Bu kitabın ortaya çıkışında hacimli bir külliyatın varlığı kadar, o yıllarda 
yaşananlardan arta kalan deneyimler de önemli rol oynadı. Zira pek çok döneme ait tarih metinlerinden farklı olarak, bu kitaba konu olan olaylar, kişiler 
ve kurumlar büyük ölçüde bizim çağdaşlarımız... Dolayısıyla bu dönemin 
‘”tarih”i, aynı zamanda bir deneyimler, gözlemler tarihidir ve bu çerçevede 
bizim “önemli gördüklerimiz”in “belirleyici saydıklarımız”ın tarihi oluyor. 
Başta değinilen kaygı ve çabalar esas olmak kaydıyla, bu bakımdan bizim kaleme aldığımız metin, tarih yazıcılığı bakımından önemli avantajlar sağlayabilecek bir yazma ve görme biçimi imkânını kullanmaktadır. 

Kitabın ortaya çıkmasında bizleri teşvik ve ikna eden Kerem Ünüvar’ın payı 
büyük... Bu nedenle kendisine büyük bir teşekkür borçluyuz. 

Demokrat Parti üzerine yazılmış üç önemli eser Cem Eroğlu, Demokrat Parti: Tarihi ve İdeolojisi, İmge Yayınları, 2003 (Birinci Baskı, 1970); Mustafa Albayrak, Türk Siyasi Tarihinde Demokrat Tarihi (1946-1960), Phoenix Yayınları, 2004; Tanel Demirel, Türkiye’nin Uzun On Yılı – Demokrat Parti İktidarı ve 27 Mayıs Darbesi, Bilgi Üniversitesi Yayınları, 2011. Sayılan eserler çeşitli açılardan 
Demokrat Parti’nin kuruluşunu, iktidar sürecini ve darbe dönemini ele almaktadır.
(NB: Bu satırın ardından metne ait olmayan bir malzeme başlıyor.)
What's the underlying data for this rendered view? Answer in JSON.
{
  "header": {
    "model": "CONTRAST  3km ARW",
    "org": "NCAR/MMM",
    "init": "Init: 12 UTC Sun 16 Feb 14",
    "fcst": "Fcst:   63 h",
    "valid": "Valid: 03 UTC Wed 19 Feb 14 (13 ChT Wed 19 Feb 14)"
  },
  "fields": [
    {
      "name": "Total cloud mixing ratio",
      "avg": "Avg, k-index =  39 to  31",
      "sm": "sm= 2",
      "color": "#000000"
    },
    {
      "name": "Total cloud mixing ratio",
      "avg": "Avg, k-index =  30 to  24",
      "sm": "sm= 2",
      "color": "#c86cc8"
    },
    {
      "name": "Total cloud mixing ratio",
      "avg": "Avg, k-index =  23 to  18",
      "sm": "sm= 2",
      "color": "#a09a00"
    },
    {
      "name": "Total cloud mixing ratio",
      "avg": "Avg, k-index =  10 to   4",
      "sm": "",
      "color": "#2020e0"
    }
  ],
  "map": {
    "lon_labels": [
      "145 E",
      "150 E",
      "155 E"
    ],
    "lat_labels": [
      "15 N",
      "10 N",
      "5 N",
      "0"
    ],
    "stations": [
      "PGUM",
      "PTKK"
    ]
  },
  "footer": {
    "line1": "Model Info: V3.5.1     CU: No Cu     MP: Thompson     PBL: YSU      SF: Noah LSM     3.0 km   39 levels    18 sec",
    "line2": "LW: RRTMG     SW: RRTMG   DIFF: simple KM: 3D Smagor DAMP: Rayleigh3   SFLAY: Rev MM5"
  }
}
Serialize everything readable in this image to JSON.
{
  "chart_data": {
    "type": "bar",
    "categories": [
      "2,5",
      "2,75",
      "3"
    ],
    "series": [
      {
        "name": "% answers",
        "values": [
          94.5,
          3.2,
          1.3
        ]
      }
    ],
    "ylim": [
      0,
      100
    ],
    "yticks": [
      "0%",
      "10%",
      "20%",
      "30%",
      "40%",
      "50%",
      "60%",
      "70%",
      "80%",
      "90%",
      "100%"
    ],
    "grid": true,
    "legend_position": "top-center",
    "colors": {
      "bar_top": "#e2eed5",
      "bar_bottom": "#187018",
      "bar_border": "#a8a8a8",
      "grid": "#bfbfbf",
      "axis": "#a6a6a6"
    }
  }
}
Bu eserlere ilave edilebilecek pek çok anı da mevcuttur. Ancak yukarıda da belirttiğimiz gibi dönemin tarihinin yazılması hususunda mutabakata varılmış bir tarih yazımı konvansiyonu söz konusu değildir. Demokrat Parti’nin karşı-devrim cephesini temsil etmesinden, Menderes’in bir kurtarıcı olduğuna dair geniş bir anlatı çerçevesine uyarlanan “tarih”ler mevcuttur. Hatta 27 Mayıs darbesinin niteliği dahi, Türkiye siyasetinde konumlanılan pozisyonları bugün dahi belirlemektedir. 

BİRİNCİ KISIM 

1960-1980: Darbeler Çağı 

BİRİNCİ BÖLÜM 

OLAĞANÜSTÜ REJİM DÖNEMİ VE OLAĞAN SİYASAL HAYATA GEÇİŞ (1960-1965) 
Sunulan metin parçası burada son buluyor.